On the Duke roster, there are five graduates each from Delbarton and from Landon School in Bethesda, Md., prestigious private schools. Other players attended similar institutions such as Georgetown Prep, Durham Academy and Potomac School.
Starsia was a public high school player before he matriculated to Brown University. He vehemently rejects the portrait of privilege painted in the media.
"That is a past-tense issue for our sport," says Starsia, whose Cavaliers won the national title in 1999 and 2003. "Those are tired generalizations that are easy to use because they serve the argument people are trying to make: rich versus poor, men versus women. More and more athletes are coming from the public schools."
The rising number of youths playing the game and the swift spread of lacrosse to the country's West and South regions suggests that this trend will continue. There is a general feeling that the Duke scandal will have little effect on the game's growth.

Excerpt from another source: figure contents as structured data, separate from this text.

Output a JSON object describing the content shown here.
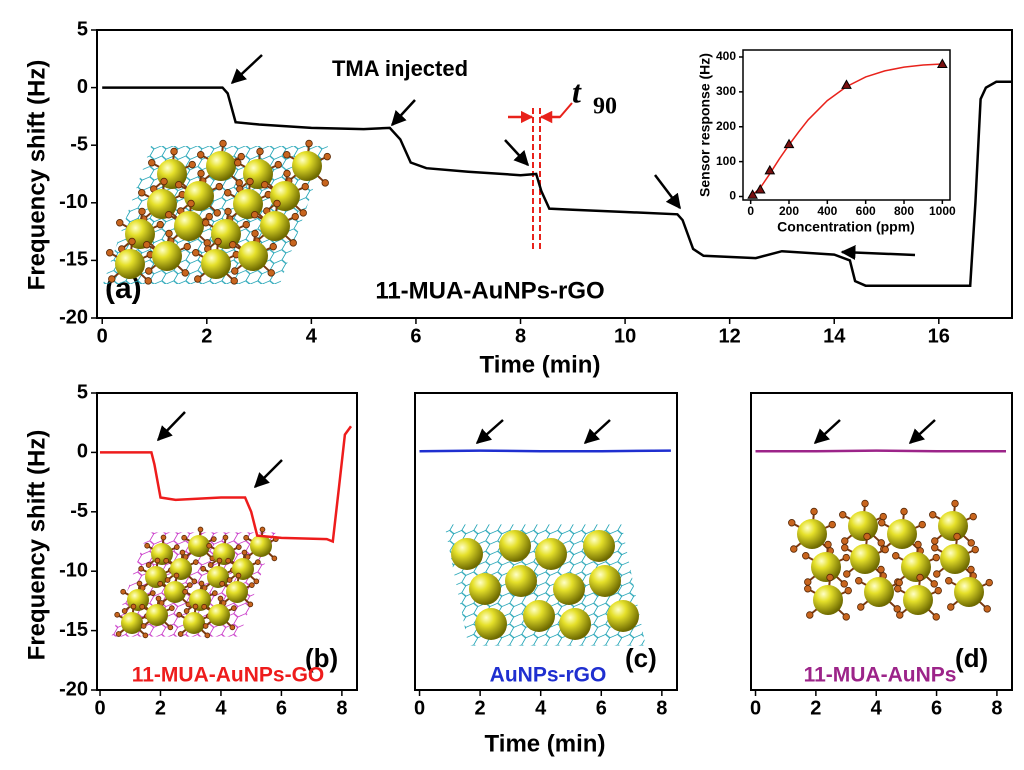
{
  "chart_data": [
    {
      "type": "line",
      "panel_label": "(a)",
      "sample_label": "11-MUA-AuNPs-rGO",
      "annotation": "TMA injected",
      "marker_label": {
        "symbol": "t",
        "subscript": "90"
      },
      "x_label": "Time (min)",
      "y_label": "Frequency shift (Hz)",
      "color": "#000000",
      "x": [
        0,
        1,
        2.3,
        2.4,
        2.55,
        3,
        4,
        5,
        5.5,
        5.7,
        5.9,
        6.2,
        7,
        8,
        8.3,
        8.4,
        8.55,
        9,
        10,
        11,
        11.1,
        11.3,
        11.5,
        12.5,
        13,
        14,
        14.3,
        14.4,
        14.6,
        16,
        16.6,
        16.7,
        16.8,
        16.9,
        17.1,
        17.4
      ],
      "values": [
        0,
        0,
        0,
        -0.5,
        -3,
        -3.2,
        -3.5,
        -3.6,
        -3.5,
        -4.5,
        -6.5,
        -7,
        -7.3,
        -7.6,
        -7.5,
        -9,
        -10.5,
        -10.6,
        -10.8,
        -11,
        -11.5,
        -14,
        -14.6,
        -14.8,
        -14.2,
        -14.5,
        -15,
        -16.8,
        -17.2,
        -17.2,
        -17.2,
        -10,
        -1,
        0,
        0.5,
        0.5
      ],
      "xlim": [
        -0.1,
        17.4
      ],
      "ylim": [
        -20,
        5
      ],
      "xticks": [
        0,
        2,
        4,
        6,
        8,
        10,
        12,
        14,
        16
      ],
      "yticks": [
        5,
        0,
        -5,
        -10,
        -15,
        -20
      ]
    },
    {
      "type": "scatter",
      "x_label": "Concentration (ppm)",
      "y_label": "Sensor response (Hz)",
      "color": "#000000",
      "x": [
        10,
        50,
        100,
        200,
        500,
        1000
      ],
      "values": [
        5,
        20,
        75,
        150,
        320,
        380
      ],
      "fit": {
        "color": "#e8221b",
        "x": [
          0,
          50,
          100,
          150,
          200,
          250,
          300,
          400,
          500,
          600,
          700,
          800,
          900,
          1000
        ],
        "values": [
          0,
          25,
          65,
          108,
          148,
          185,
          220,
          275,
          315,
          343,
          360,
          371,
          377,
          380
        ]
      },
      "xlim": [
        -40,
        1040
      ],
      "ylim": [
        -10,
        420
      ],
      "xticks": [
        0,
        200,
        400,
        600,
        800,
        1000
      ],
      "yticks": [
        0,
        100,
        200,
        300,
        400
      ]
    },
    {
      "type": "line",
      "panel_label": "(b)",
      "sample_label": "11-MUA-AuNPs-GO",
      "y_label": "Frequency shift (Hz)",
      "color": "#ee1c1c",
      "x": [
        0,
        1.7,
        1.8,
        2.0,
        2.5,
        4,
        4.8,
        5,
        5.2,
        6,
        7.5,
        7.7,
        7.9,
        8.1,
        8.3
      ],
      "values": [
        0,
        0,
        -1,
        -3.8,
        -4,
        -3.8,
        -3.8,
        -5,
        -7,
        -7.2,
        -7.3,
        -7.5,
        -3,
        1.5,
        2.2
      ],
      "xlim": [
        -0.1,
        8.5
      ],
      "ylim": [
        -20,
        5
      ],
      "xticks": [
        0,
        2,
        4,
        6,
        8
      ],
      "yticks": [
        5,
        0,
        -5,
        -10,
        -15,
        -20
      ]
    },
    {
      "type": "line",
      "panel_label": "(c)",
      "sample_label": "AuNPs-rGO",
      "x_label": "Time (min)",
      "color": "#1f2fd0",
      "x": [
        0,
        2,
        4,
        6,
        8.3
      ],
      "values": [
        0.1,
        0.15,
        0.1,
        0.1,
        0.15
      ],
      "xlim": [
        -0.15,
        8.5
      ],
      "ylim": [
        -20,
        5
      ],
      "xticks": [
        0,
        2,
        4,
        6,
        8
      ]
    },
    {
      "type": "line",
      "panel_label": "(d)",
      "sample_label": "11-MUA-AuNPs",
      "color": "#9c2489",
      "x": [
        0,
        2,
        4,
        6,
        8.3
      ],
      "values": [
        0.1,
        0.1,
        0.15,
        0.1,
        0.1
      ],
      "xlim": [
        -0.15,
        8.5
      ],
      "ylim": [
        -20,
        5
      ],
      "xticks": [
        0,
        2,
        4,
        6,
        8
      ]
    }
  ]
}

"I think it's hurt the perception of lacrosse," says Rich Heritage, president of the Connecticut-New York Youth Lacrosse Association. "But I don't know that it impacts the sport too dramatically at the youth level."
For Koudelka, the episode brings one positive aspect to the fore: It is, as college faculty like to say, a teachable moment.
"Every coach in America has sat down with his kids and talked about this," Koudelka says. "I think compared to the time I was in school -- I graduated from college in 1993 -- there's a lot more education with these student-athletes. This is definitely worthy of talking about and using it as an educational tool."
"A huge lesson that comes out of this for all college athletes is that when you take on responsibility and privilege, what you do reflects on all of the involved institutions, in this case both Duke and lacrosse," says A. Craig Brown, vice chair of the U.S. Lacrosse executive committee. "Kids need to take more responsibility for the consequences of bad behavior. I'm sure none of them thought whatever they did that Monday night would have this effect. It's a recipe for disaster."
Greg Garber is a senior writer for ESPN.com.